Ducati GT1000 Front Brake Microswitch Replacement

 

Three long weeks ago, I did the usual check of the lights, turn signals, etc. on my 2007 Ducati GT1000 when I noticed a) my brake light was pretty bright and b) is seemed a little flaky as I squeezed the brake lever, as in ‘on-off-on’ instead of the expected, ‘on’ when I squeezed the lever and ‘off’ when I wasn’t. The bike being 14 years old and not having ridden it in a few weeks, I just figured it needed some persuasion. Squeezed it a dozen times, it started working as advertised, and then I went out for a ride.

When I got home, I noticed it was bright again, which made realize I was a little stupid and unsafe for assuming it would just work itself out. From there, I went to the Ducati of Omaha site, my go-to for parts, pulled up the drawing and ordered… the wrong thing. At this point I also realized there wasn’t really anything on the internet that talked about this, so I figured I’d share my story and hopefully save you a little time and headache.

The (incorrect) switch in the parts list is:


53940211A - FRONT BRAKE LIGHT SWITCH × 1

 

It was in stock and got to me within a few days, but it’s the wrong switch! Two male connectors on the end, but they would need to be soldered/spliced into the plug on my bike. This part looked just like the one on the parts list, and was consistent (consistently wrong) from 2007 to 2010. I know I could make it work, but I thought it was unlikely that this was how Ducati expected this part to be replaced. I sent the dealer a photo of what my switch looked like and we worked together to find the correct part number:


53940541A - FRONT BRAKE LIGHT SWITCH × 1

 


Naturally, it cost about twice as much, wasn’t in stock, had to come from Italy, etc., but at least I was on my way. When it finally got here, I set aside a couple of hours and got down to business. This is one of the easiest jobs I’ve done on this bike and once you do it once, the second time through would probably take 10 minutes, depending on how anal you are about cable dressing:

1.      Unplug the old switch where it’s zip-tied to the chassis. The good news is you don’t have to take the tank off to access this. I did that my first time through, but it wasn’t necessary.



 

2.       Test the new switch prior to installation. No point in twisting, turning, and routing if something’s wrong with the part! Plug in the new switch, turn the bike to the ‘On’ position, and press the plunger on the microswitch. When it’s not pressed, the brake light should be on. When you press the button, the light should go off. Turn the key back to the ‘off’ position. Now that we’ve confirmed the switch is working, time to install and route the new cable.

 


3.       Press the brake lever to get room to work, and gently pry the old microswitch off by moving it to the right (as viewed from the front of the bike). Let it dangle and clean the 14 years of dirt and bugs that may have gotten behind it.

 


4.       Press the brake lever again, and gently press the new switch into the holes in the same mounting point where the old switch was installed.


 

5.       The next step is not an exact science, but I looked at the tension, sag, etc. of the cables between each tie wrap and took a few photos for reference. Then, starting from the closest zip-tie to the microswitch, snip the old zip tie, get the old microswitch cable out of the way, and place the new cable in the same spot. Loosely zip tie, then move on to the next zip tie and repeat. Don’t tighten the zip ties yet, because you may need to make some adjustments once you have the cable fully replaced.

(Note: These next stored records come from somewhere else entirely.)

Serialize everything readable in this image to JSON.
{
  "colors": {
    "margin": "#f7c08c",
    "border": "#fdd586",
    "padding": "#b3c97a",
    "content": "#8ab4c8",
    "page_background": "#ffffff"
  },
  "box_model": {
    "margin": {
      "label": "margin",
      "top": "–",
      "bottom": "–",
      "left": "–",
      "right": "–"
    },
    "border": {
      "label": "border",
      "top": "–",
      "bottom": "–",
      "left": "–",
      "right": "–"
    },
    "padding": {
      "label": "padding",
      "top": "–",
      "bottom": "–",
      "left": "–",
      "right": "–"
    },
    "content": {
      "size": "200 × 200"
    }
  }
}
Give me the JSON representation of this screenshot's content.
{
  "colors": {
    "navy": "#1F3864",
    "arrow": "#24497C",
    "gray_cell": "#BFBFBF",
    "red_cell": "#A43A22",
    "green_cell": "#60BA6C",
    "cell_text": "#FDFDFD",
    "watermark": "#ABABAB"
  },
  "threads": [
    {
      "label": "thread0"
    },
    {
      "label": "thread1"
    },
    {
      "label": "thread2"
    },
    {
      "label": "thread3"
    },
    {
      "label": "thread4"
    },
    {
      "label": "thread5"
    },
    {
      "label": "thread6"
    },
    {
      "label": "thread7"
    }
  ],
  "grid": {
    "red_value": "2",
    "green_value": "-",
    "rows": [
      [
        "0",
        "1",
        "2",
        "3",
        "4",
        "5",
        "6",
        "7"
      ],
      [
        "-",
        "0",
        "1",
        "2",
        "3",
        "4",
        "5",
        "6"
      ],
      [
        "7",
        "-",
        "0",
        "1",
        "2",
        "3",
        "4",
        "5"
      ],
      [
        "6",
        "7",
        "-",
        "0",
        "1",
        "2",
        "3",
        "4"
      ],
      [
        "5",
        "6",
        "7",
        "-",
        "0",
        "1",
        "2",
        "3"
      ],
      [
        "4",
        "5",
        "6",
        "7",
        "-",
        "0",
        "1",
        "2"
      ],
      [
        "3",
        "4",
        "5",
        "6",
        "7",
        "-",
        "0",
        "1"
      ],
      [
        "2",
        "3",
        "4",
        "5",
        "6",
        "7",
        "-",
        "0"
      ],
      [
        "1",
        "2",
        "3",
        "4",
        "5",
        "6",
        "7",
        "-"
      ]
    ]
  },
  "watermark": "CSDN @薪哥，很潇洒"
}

6.       Run the cable down the handlebar, tie off to the trellis frame, and route to the female plug on the bike. Plug in the cable.

7.       Turn the key back to the ‘on’ position and make sure everything’s working by pressing and releasing the brake lever to confirm the light is lighting up as expected. Turn the handlebar from lock-to-lock and make sure there’s no excessive tension, stretching or binding of the cables. Pull the brake lever at a few different points and make sure there are no switch issues or intermittent faults.

8.       Once satisfied that everything’s working and fits well, tighten all zip ties and trim off the excess.

9.       Hoon around for a bit and enjoy the fact the people behind you now know when you’re stopping.

This is definitely not rocket science and the only tools needed are a small flat screwdriver and a pair of wire cutters. Good luck!